Product management as a discipline has a theory problem. There are frameworks, certifications, books, and MBA modules. There are workshops on prioritisation and courses on roadmapping. And almost none of it prepares you for the actual, lived experience of deciding what to build when you have no time, no money, and no team to blame.
Solo building does.
The decision quality gap
In enterprise PM, decisions are collaborative by necessity. PRDs go through review. Roadmaps get stakeholder alignment. Features are socialised before they're built. The upside is buy-in. The downside is that bad decisions survive longer — because there are too many people attached to them to kill them cleanly.
When you're building alone, a bad decision costs you personally — your time, your money, your opportunity cost. That alignment between decision-maker and consequence is rare and valuable. It sharpens your instincts in a way no amount of collaborative PM work can replicate.
What I learned from each type of failure
Building something nobody wants (RecipeSavr, early days): Taught me that "I would use this" is not market research. It's a hypothesis. The enterprise lesson: your internal conviction about a feature is not a substitute for user data, and too many PMs present internal conviction as if it were.
Underpricing (PriceLab v1): Taught me that pricing is positioning. Free with no conversion path isn't a growth strategy — it's deferred decision-making. The enterprise lesson: "we'll figure out monetisation later" is almost always a polite way of saying "we don't understand our own value proposition."
Over-engineering (Seyal): Built a beautiful, technically sophisticated productivity app that took 14 weeks to ship when it should have taken 4. The enterprise lesson: technical elegance and user value are not the same thing, and the gap between them is where most feature budgets disappear.
The best product decision I ever made was killing a feature I'd spent three weeks building because the data said users didn't need it.

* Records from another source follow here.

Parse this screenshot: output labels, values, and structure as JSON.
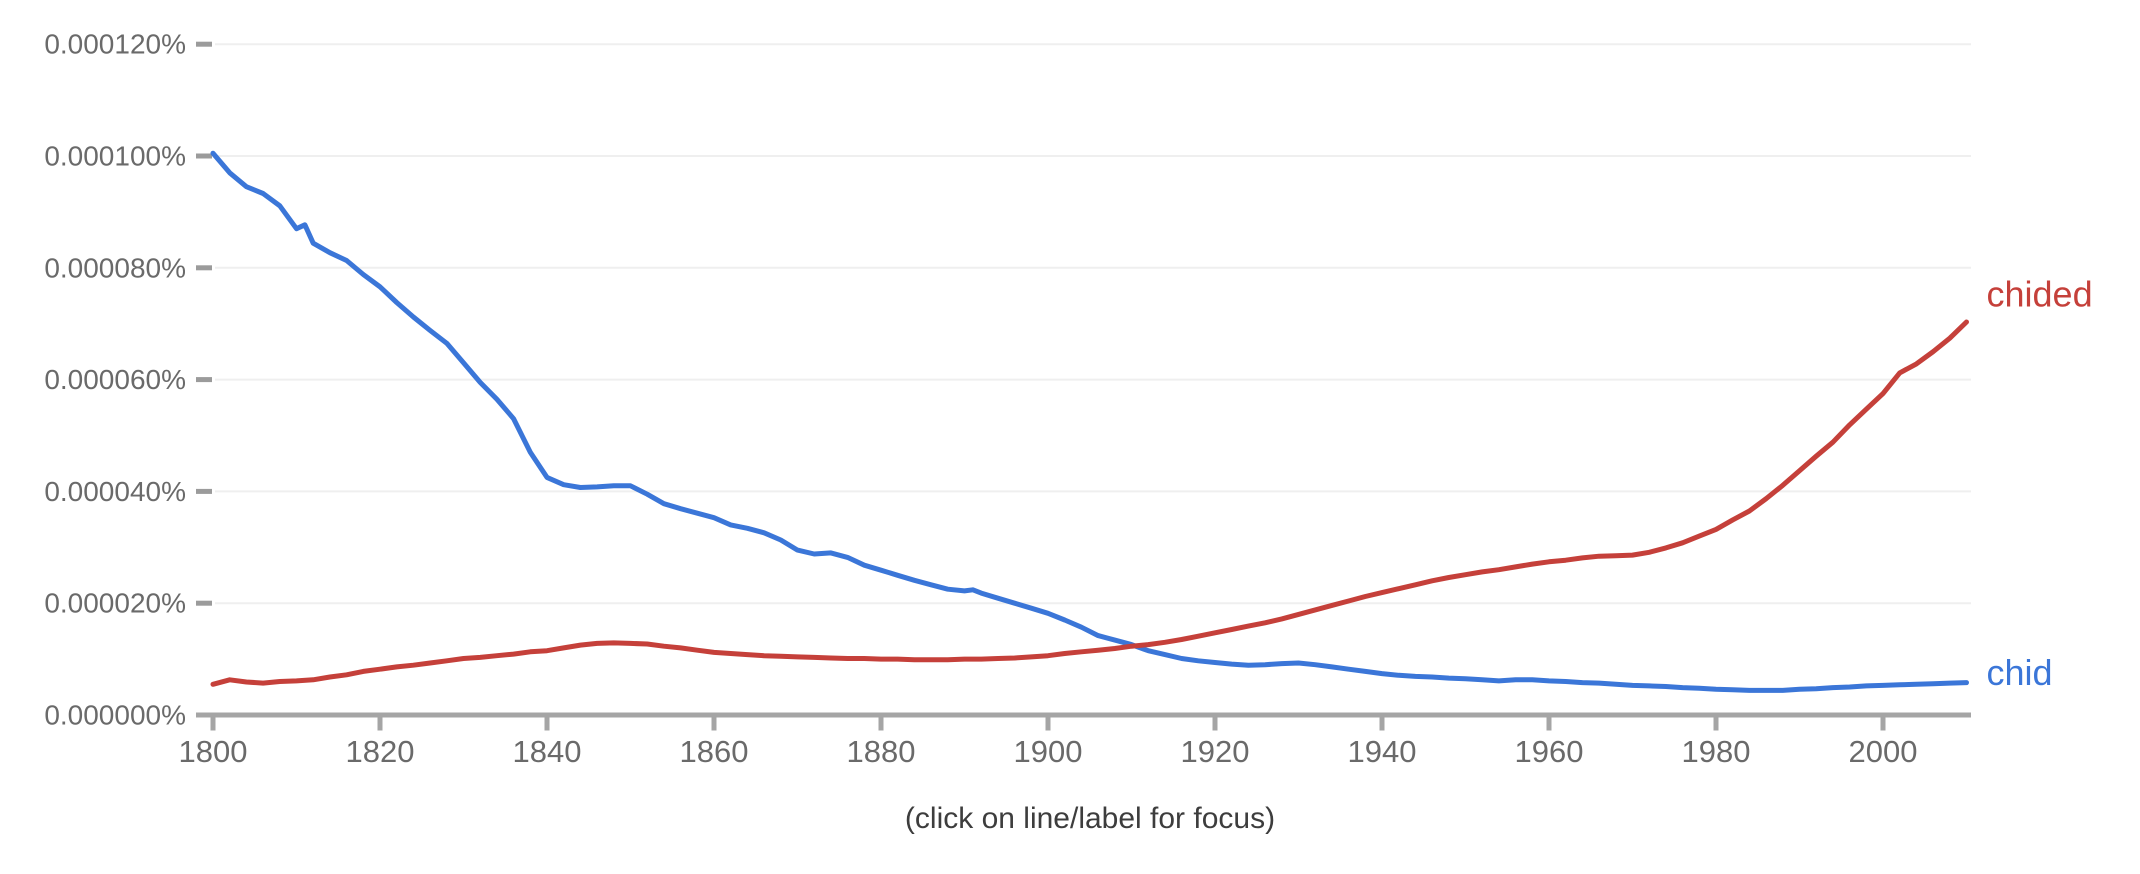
{
  "footer": {
    "hint_label": "(click on line/label for focus)"
  },
  "colors": {
    "chid_blue": "#3b76d8",
    "chided_red": "#c5403a",
    "axis_gray": "#a5a5a5",
    "grid_gray": "#efefef",
    "axis_text_gray": "#6a6a6a",
    "hint_text_gray": "#3d3d3d"
  },
  "chart_data": {
    "type": "line",
    "title": "",
    "xlabel": "",
    "ylabel": "",
    "grid": "horizontal-only",
    "legend_position": "line-end-labels",
    "value_unit": "1e-6 percent (0.000001%)",
    "x_axis": {
      "min": 1800,
      "max": 2010,
      "ticks": [
        {
          "year": 1800,
          "label": "1800"
        },
        {
          "year": 1820,
          "label": "1820"
        },
        {
          "year": 1840,
          "label": "1840"
        },
        {
          "year": 1860,
          "label": "1860"
        },
        {
          "year": 1880,
          "label": "1880"
        },
        {
          "year": 1900,
          "label": "1900"
        },
        {
          "year": 1920,
          "label": "1920"
        },
        {
          "year": 1940,
          "label": "1940"
        },
        {
          "year": 1960,
          "label": "1960"
        },
        {
          "year": 1980,
          "label": "1980"
        },
        {
          "year": 2000,
          "label": "2000"
        }
      ]
    },
    "y_axis": {
      "min": 0,
      "max": 125,
      "ticks": [
        {
          "value": 0,
          "label": "0.000000%"
        },
        {
          "value": 20,
          "label": "0.000020%"
        },
        {
          "value": 40,
          "label": "0.000040%"
        },
        {
          "value": 60,
          "label": "0.000060%"
        },
        {
          "value": 80,
          "label": "0.000080%"
        },
        {
          "value": 100,
          "label": "0.000100%"
        },
        {
          "value": 120,
          "label": "0.000120%"
        }
      ]
    },
    "series": [
      {
        "name": "chid",
        "color": "#3b76d8",
        "label_dy": -10,
        "points": [
          [
            1800,
            100.5
          ],
          [
            1802,
            97.0
          ],
          [
            1804,
            94.5
          ],
          [
            1806,
            93.3
          ],
          [
            1808,
            91.1
          ],
          [
            1810,
            87.0
          ],
          [
            1811,
            87.7
          ],
          [
            1812,
            84.4
          ],
          [
            1814,
            82.7
          ],
          [
            1816,
            81.3
          ],
          [
            1818,
            78.8
          ],
          [
            1820,
            76.6
          ],
          [
            1822,
            73.8
          ],
          [
            1824,
            71.2
          ],
          [
            1826,
            68.8
          ],
          [
            1828,
            66.5
          ],
          [
            1830,
            63.0
          ],
          [
            1832,
            59.5
          ],
          [
            1834,
            56.5
          ],
          [
            1836,
            53.0
          ],
          [
            1838,
            47.0
          ],
          [
            1840,
            42.5
          ],
          [
            1842,
            41.2
          ],
          [
            1844,
            40.7
          ],
          [
            1846,
            40.8
          ],
          [
            1848,
            41.0
          ],
          [
            1850,
            41.0
          ],
          [
            1852,
            39.5
          ],
          [
            1854,
            37.8
          ],
          [
            1856,
            36.9
          ],
          [
            1858,
            36.1
          ],
          [
            1860,
            35.3
          ],
          [
            1862,
            34.0
          ],
          [
            1864,
            33.4
          ],
          [
            1866,
            32.6
          ],
          [
            1868,
            31.3
          ],
          [
            1870,
            29.5
          ],
          [
            1872,
            28.8
          ],
          [
            1874,
            29.0
          ],
          [
            1876,
            28.2
          ],
          [
            1878,
            26.8
          ],
          [
            1880,
            25.9
          ],
          [
            1882,
            25.0
          ],
          [
            1884,
            24.1
          ],
          [
            1886,
            23.3
          ],
          [
            1888,
            22.5
          ],
          [
            1890,
            22.2
          ],
          [
            1891,
            22.4
          ],
          [
            1892,
            21.8
          ],
          [
            1894,
            20.9
          ],
          [
            1896,
            20.0
          ],
          [
            1898,
            19.1
          ],
          [
            1900,
            18.2
          ],
          [
            1902,
            17.0
          ],
          [
            1904,
            15.7
          ],
          [
            1906,
            14.2
          ],
          [
            1908,
            13.4
          ],
          [
            1910,
            12.6
          ],
          [
            1912,
            11.5
          ],
          [
            1914,
            10.8
          ],
          [
            1916,
            10.1
          ],
          [
            1918,
            9.7
          ],
          [
            1920,
            9.4
          ],
          [
            1922,
            9.1
          ],
          [
            1924,
            8.9
          ],
          [
            1926,
            9.0
          ],
          [
            1928,
            9.2
          ],
          [
            1930,
            9.3
          ],
          [
            1932,
            9.0
          ],
          [
            1934,
            8.6
          ],
          [
            1936,
            8.2
          ],
          [
            1938,
            7.8
          ],
          [
            1940,
            7.4
          ],
          [
            1942,
            7.1
          ],
          [
            1944,
            6.9
          ],
          [
            1946,
            6.8
          ],
          [
            1948,
            6.6
          ],
          [
            1950,
            6.5
          ],
          [
            1952,
            6.3
          ],
          [
            1954,
            6.1
          ],
          [
            1956,
            6.3
          ],
          [
            1958,
            6.3
          ],
          [
            1960,
            6.1
          ],
          [
            1962,
            6.0
          ],
          [
            1964,
            5.8
          ],
          [
            1966,
            5.7
          ],
          [
            1968,
            5.5
          ],
          [
            1970,
            5.3
          ],
          [
            1972,
            5.2
          ],
          [
            1974,
            5.1
          ],
          [
            1976,
            4.9
          ],
          [
            1978,
            4.8
          ],
          [
            1980,
            4.6
          ],
          [
            1982,
            4.5
          ],
          [
            1984,
            4.4
          ],
          [
            1986,
            4.4
          ],
          [
            1988,
            4.4
          ],
          [
            1990,
            4.6
          ],
          [
            1992,
            4.7
          ],
          [
            1994,
            4.9
          ],
          [
            1996,
            5.0
          ],
          [
            1998,
            5.2
          ],
          [
            2000,
            5.3
          ],
          [
            2002,
            5.4
          ],
          [
            2004,
            5.5
          ],
          [
            2006,
            5.6
          ],
          [
            2008,
            5.7
          ],
          [
            2010,
            5.8
          ]
        ]
      },
      {
        "name": "chided",
        "color": "#c5403a",
        "label_dy": -28,
        "points": [
          [
            1800,
            5.5
          ],
          [
            1802,
            6.3
          ],
          [
            1804,
            5.9
          ],
          [
            1806,
            5.7
          ],
          [
            1808,
            6.0
          ],
          [
            1810,
            6.1
          ],
          [
            1812,
            6.3
          ],
          [
            1814,
            6.8
          ],
          [
            1816,
            7.2
          ],
          [
            1818,
            7.8
          ],
          [
            1820,
            8.2
          ],
          [
            1822,
            8.6
          ],
          [
            1824,
            8.9
          ],
          [
            1826,
            9.3
          ],
          [
            1828,
            9.7
          ],
          [
            1830,
            10.1
          ],
          [
            1832,
            10.3
          ],
          [
            1834,
            10.6
          ],
          [
            1836,
            10.9
          ],
          [
            1838,
            11.3
          ],
          [
            1840,
            11.5
          ],
          [
            1842,
            12.0
          ],
          [
            1844,
            12.5
          ],
          [
            1846,
            12.8
          ],
          [
            1848,
            12.9
          ],
          [
            1850,
            12.8
          ],
          [
            1852,
            12.7
          ],
          [
            1854,
            12.3
          ],
          [
            1856,
            12.0
          ],
          [
            1858,
            11.6
          ],
          [
            1860,
            11.2
          ],
          [
            1862,
            11.0
          ],
          [
            1864,
            10.8
          ],
          [
            1866,
            10.6
          ],
          [
            1868,
            10.5
          ],
          [
            1870,
            10.4
          ],
          [
            1872,
            10.3
          ],
          [
            1874,
            10.2
          ],
          [
            1876,
            10.1
          ],
          [
            1878,
            10.1
          ],
          [
            1880,
            10.0
          ],
          [
            1882,
            10.0
          ],
          [
            1884,
            9.9
          ],
          [
            1886,
            9.9
          ],
          [
            1888,
            9.9
          ],
          [
            1890,
            10.0
          ],
          [
            1892,
            10.0
          ],
          [
            1894,
            10.1
          ],
          [
            1896,
            10.2
          ],
          [
            1898,
            10.4
          ],
          [
            1900,
            10.6
          ],
          [
            1902,
            11.0
          ],
          [
            1904,
            11.3
          ],
          [
            1906,
            11.6
          ],
          [
            1908,
            11.9
          ],
          [
            1910,
            12.3
          ],
          [
            1912,
            12.6
          ],
          [
            1914,
            13.0
          ],
          [
            1916,
            13.5
          ],
          [
            1918,
            14.1
          ],
          [
            1920,
            14.7
          ],
          [
            1922,
            15.3
          ],
          [
            1924,
            15.9
          ],
          [
            1926,
            16.5
          ],
          [
            1928,
            17.2
          ],
          [
            1930,
            18.0
          ],
          [
            1932,
            18.8
          ],
          [
            1934,
            19.6
          ],
          [
            1936,
            20.4
          ],
          [
            1938,
            21.2
          ],
          [
            1940,
            21.9
          ],
          [
            1942,
            22.6
          ],
          [
            1944,
            23.3
          ],
          [
            1946,
            24.0
          ],
          [
            1948,
            24.6
          ],
          [
            1950,
            25.1
          ],
          [
            1952,
            25.6
          ],
          [
            1954,
            26.0
          ],
          [
            1956,
            26.5
          ],
          [
            1958,
            27.0
          ],
          [
            1960,
            27.4
          ],
          [
            1962,
            27.7
          ],
          [
            1964,
            28.1
          ],
          [
            1966,
            28.4
          ],
          [
            1968,
            28.5
          ],
          [
            1970,
            28.6
          ],
          [
            1972,
            29.1
          ],
          [
            1974,
            29.9
          ],
          [
            1976,
            30.8
          ],
          [
            1978,
            32.0
          ],
          [
            1980,
            33.2
          ],
          [
            1982,
            34.9
          ],
          [
            1984,
            36.5
          ],
          [
            1986,
            38.7
          ],
          [
            1988,
            41.1
          ],
          [
            1990,
            43.7
          ],
          [
            1992,
            46.3
          ],
          [
            1994,
            48.8
          ],
          [
            1996,
            51.9
          ],
          [
            1998,
            54.7
          ],
          [
            2000,
            57.5
          ],
          [
            2002,
            61.2
          ],
          [
            2004,
            62.8
          ],
          [
            2006,
            65.0
          ],
          [
            2008,
            67.4
          ],
          [
            2010,
            70.3
          ]
        ]
      }
    ]
  }
}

Solo building teaches you to make that call without a committee. Enterprise PM needs more of that.
The transferable skills
After 14 products, here's what I now do differently in enterprise PM contexts:
I time-box discovery ruthlessly. Two weeks maximum. If you don't have enough signal in two weeks, you're not going to get it in four.
I write the success metric before I write the PRD. Not after. Before. If I can't articulate what success looks like in a measurable way, I don't understand the problem well enough to spec a solution.
I treat roadmaps as hypotheses, not commitments. A roadmap that never changes is a roadmap being driven by politics, not by learning.
I always ask: what's the cheapest version of this we could validate? Not the cheapest version to ship — the cheapest version to learn from.
The real lesson
Enterprise product management has enormous advantages: resources, user bases, existing data, cross-functional teams. But it has one significant liability: insulation from consequence. Features ship without anyone feeling the full weight of whether they actually worked.
Solo building removes the insulation. And once you've worked without it for a while, you bring a different kind of accountability into every enterprise room you walk into.
That's the thing no PM certification gives you. And the thing every PM should find a way to get.